Tom ' s hardware reported a leaked Intel storage roadmap. The roadmap confirms that Intel will launch a new PCIe Flash product and will update Chipzilla's three Flash product series.
Depending on what the slide shows:
The 700 series high-end products will launch a Ramsdale PRQ before the end of the year. It is a 200GB or 400GB capacity PCIe card using SLC (single layer unit) Flash memory. At the beginning of this year, there was speculation that Intel might launch its own PCIe card, possibly using a 34 nm process, the number of random reads may reach 180,000 times per second under 48KB blocks, Random writes may reach 56,000 times, and sequential writes may reach 2.2gb/seconds, The sequential write speed may reach 1.8gb/seconds.
In the second quarter of next year, we will see a ramsdale MLC (multi-layer unit) PCIe Flash drive. The slides do not show the details of the capacity. If it is 2 bit MLC, we think the capacity may be 400GB or 800GB.
Intel plans to launch a Taylorville Pro drive in the third quarter of next year. This is a 2.5-inch drive with a 6gb/sec SATA interface, with 800GB, 400GB, or 200GB capacity. We do not know whether it is an SLC or a MLC drive.
In the 500 series midrange, Intel will launch a Cherryville PRQ before the end of the year. This is a 2.5-inch MLC drive with a 6gb/sec SATA interface, with a capacity level of 60/120/180/240/480GB.
In the second quarter of 2012, Intel plans to launch a king Crest PRQ, another 6gb/SEC SATA Interface 2.5-inch drive with unknown capacity.
In the 300 series low-end consumer area, we will see a Hawley Creek PRQ before the end of the year. This drive will be divided into SLC and MLC specifications, using the 3gb/SEC SATA interface. The drive will be divided into the 24/20GB SLC version and the 40/80/128GB MLC version.
In the third quarter of 2012, Intel plans to launch a Lincoln Crest PRQ. This is a 2.5-inch MLC drive with a 6gb/sec SATA interface, with an unknown capacity.
Currently, Intel already has a Lydonville 3gb/sec SATA Interface 2.5-inch 700 series drive. This high-end market is expanding. Intel's competitors include PCIe Flash card leading manufacturer Fusion-io, Intel's own partner in the IMFT Flash foundry business, the US light, PCZ, and some other PCIe Flash card small and medium-sized manufacturers.
Fusion recently launched its own second-generation PCIe card.
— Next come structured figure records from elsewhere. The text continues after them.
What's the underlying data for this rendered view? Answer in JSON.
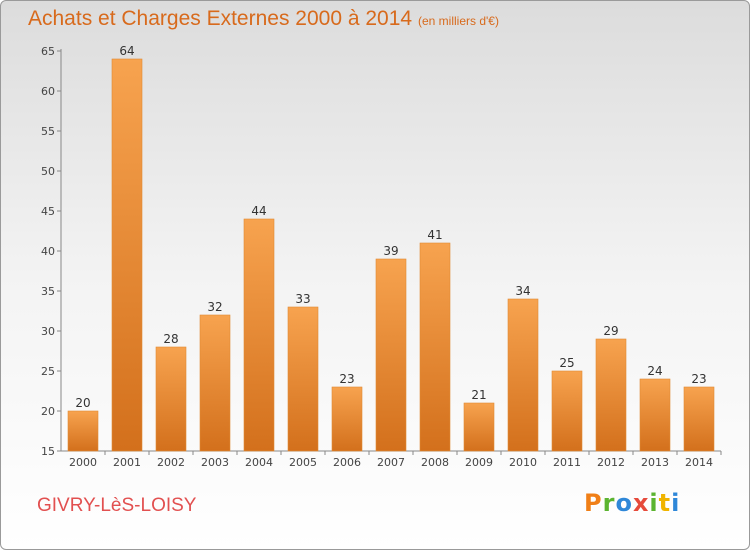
{
  "header": {
    "title": "Achats et Charges Externes 2000 à 2014",
    "unit": "(en milliers d'€)"
  },
  "footer": {
    "place": "GIVRY-LèS-LOISY",
    "logo": [
      "P",
      "r",
      "o",
      "x",
      "i",
      "t",
      "i"
    ],
    "logo_colors": [
      "#f07f17",
      "#5bb430",
      "#2e87d8",
      "#e64a3b",
      "#5bb430",
      "#f0b400",
      "#2e87d8"
    ]
  },
  "chart_data": {
    "type": "bar",
    "title": "Achats et Charges Externes 2000 à 2014",
    "subtitle": "(en milliers d'€)",
    "categories": [
      "2000",
      "2001",
      "2002",
      "2003",
      "2004",
      "2005",
      "2006",
      "2007",
      "2008",
      "2009",
      "2010",
      "2011",
      "2012",
      "2013",
      "2014"
    ],
    "values": [
      20,
      64,
      28,
      32,
      44,
      33,
      23,
      39,
      41,
      21,
      34,
      25,
      29,
      24,
      23
    ],
    "ylim": [
      15,
      65
    ],
    "yticks": [
      15,
      20,
      25,
      30,
      35,
      40,
      45,
      50,
      55,
      60,
      65
    ],
    "grid": false,
    "colors": {
      "bar_top": "#f7a34f",
      "bar_bottom": "#d3701c",
      "bar_edge": "#e08a35",
      "axis": "#888888"
    }
  }
}
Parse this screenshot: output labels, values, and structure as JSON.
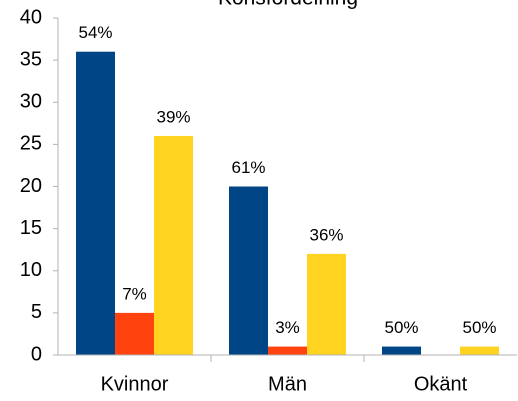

The performance of these cards looks much faster than the random IOPS (input output per second) reported previously by Intel PCIe card. Iodrive 2 Duo has 1.2TB capacity, uses 20-30 nm process SLC NAND, has 4KB block under 503,000 times/54,000 times random Read/write IOPS performance and 3gb/second bandwidth.
The p320h SLC PCIe card has 750,000/341,000 random Read/write IOPS performance, random read/write with 3/2gb/second bandwidth. It looks as if Intel is to compete with Fusion-io and its partners, and the PCIe card in Intel's report should be raised a little bit faster. However, Intel may not focus on this, and Intel may emphasize price, performance, and reliability more than simply speed.
These intel® PCIe cards appear to be faster than STEC basic Kronos cards (110,000 random read iops,1gb/seconds), slower than Stec Bi-turbo (440,000 random reads iops,4gb/seconds), and slower than OCZ z-drive R4 ( 410,000 times random iops,2.8gb/seconds). Intel PCIe products also lag behind TMS RamSan-70 on random ioPS.
OCZ announced a Deneva 2 mSATA interface product, capacity reached 128GB, and said the product "to provide 6gb/seconds throughput, 4K random write ioPS 80,000 times, with 550mb/second bandwidth." It also has a second msata drive, Intrepid, which offers a range of features: "The hyper-queuing (Super queue) Indilinx arowana Flash conversion layer improves sequential write speed and IOPS. "Indilinx is a flash controller company, OCZ bought the company early this year. These products appear to be direct competitors to the Intel 300 series.
PCIe server Flash will become the most competitive flash market next year. Intel will have to work harder to become a performance king, but it may pursue capacity to cede high-performance markets to its partners. It is hoped that Intel's vertical integration on flash production to the PCIe Flash memory card will give it a competitive advantage.